I had suspected that if there were a germ of truth in the story, it would probably involve an overzealous constable, which appears to have been the case. The most sensible statement so far comes from Geelong's Chief Police Inspector Wayne Carson:

"While they are not breaking any law, if you take photos (of industry) in the current climate don't be surprised to be asked by police why you are doing it."

Exactly.

The photographer, Mr. Hans Kawitzki, has come out with predictable observations that this is just like being under the Communists in his native Poland [see correction below]. (I think I hear Gerard Henderson's clipping scissors in the background). He also came out with the ever-popular:

"If this is now happening in Australia, it means the terrorists have won."

Yes, right Hans. So by that logic, if a terrorist is free to conduct photographic surveillance of a target and succeeds in blowing it up, the terrorists will have...lost? Or to put it another way, if I have a choice of two alternate terrorists-have-won scenarios, I'll choose the one in which I'm not allowed to photograph an oil refinery, rather than the one in which my legs have been blown off on the 8:42 to Flinders Street.

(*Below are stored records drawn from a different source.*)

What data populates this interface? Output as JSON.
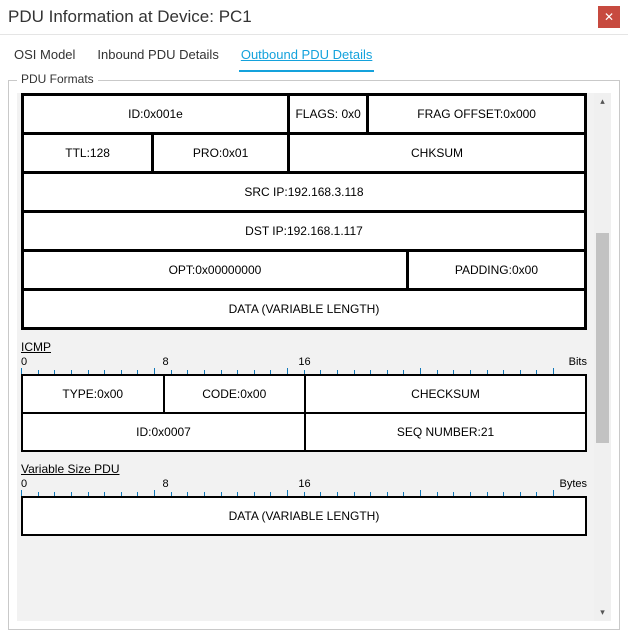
{
  "window": {
    "title": "PDU Information at Device: PC1"
  },
  "tabs": {
    "osi": "OSI Model",
    "inbound": "Inbound PDU Details",
    "outbound": "Outbound PDU Details"
  },
  "group": {
    "label": "PDU Formats"
  },
  "ip": {
    "row1": {
      "id": "ID:0x001e",
      "flags": "FLAGS: 0x0",
      "frag": "FRAG OFFSET:0x000"
    },
    "row2": {
      "ttl": "TTL:128",
      "pro": "PRO:0x01",
      "chksum": "CHKSUM"
    },
    "src": "SRC IP:192.168.3.118",
    "dst": "DST IP:192.168.1.117",
    "opt": "OPT:0x00000000",
    "padding": "PADDING:0x00",
    "data": "DATA (VARIABLE LENGTH)"
  },
  "icmp": {
    "label": "ICMP",
    "ruler": {
      "n0": "0",
      "n8": "8",
      "n16": "16",
      "unit": "Bits"
    },
    "type": "TYPE:0x00",
    "code": "CODE:0x00",
    "checksum": "CHECKSUM",
    "id": "ID:0x0007",
    "seq": "SEQ NUMBER:21"
  },
  "varpdu": {
    "label": "Variable Size PDU",
    "ruler": {
      "n0": "0",
      "n8": "8",
      "n16": "16",
      "unit": "Bytes"
    },
    "data": "DATA (VARIABLE LENGTH)"
  },
  "style": {
    "tick_color": "#1077b8",
    "border_color": "#000000"
  }
}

The Age probably thinks it's being screamingly clever by pointing out that two major Australian libraries have large holdings - much of them accessible via the Internet - of the work of Wolfgang Sievers, well-known for his striking photos of industrial installations. Sievers has been retired for decades, and I don't think even your average jihadi would be dumb enough to plan a bombing based on photos that, at their most recent, are more than twenty years old.

Update: The Age has updated this story, now with predictable advice from Liberty Victoria - whose annual general meeting is held in a bathing box at Brighton, I believe - that freedom-loving shutterbugs everywhere should refuse to follow Police advice not to photograph 'sensitive' sites. Let Freedom ring!

Further update: Mr Kawitzki has contacted this blog to point out the error I made about his nationality. He is a native of Germany and not Poland, and the comparison to restrictions on photography in Communist Poland were made by another member of the Geelong Camera Club. This was stated in the original Age report, and the error was entirely mine, resulting from a too-hasty reading of that piece. My apologies to Mr. Kawitzki.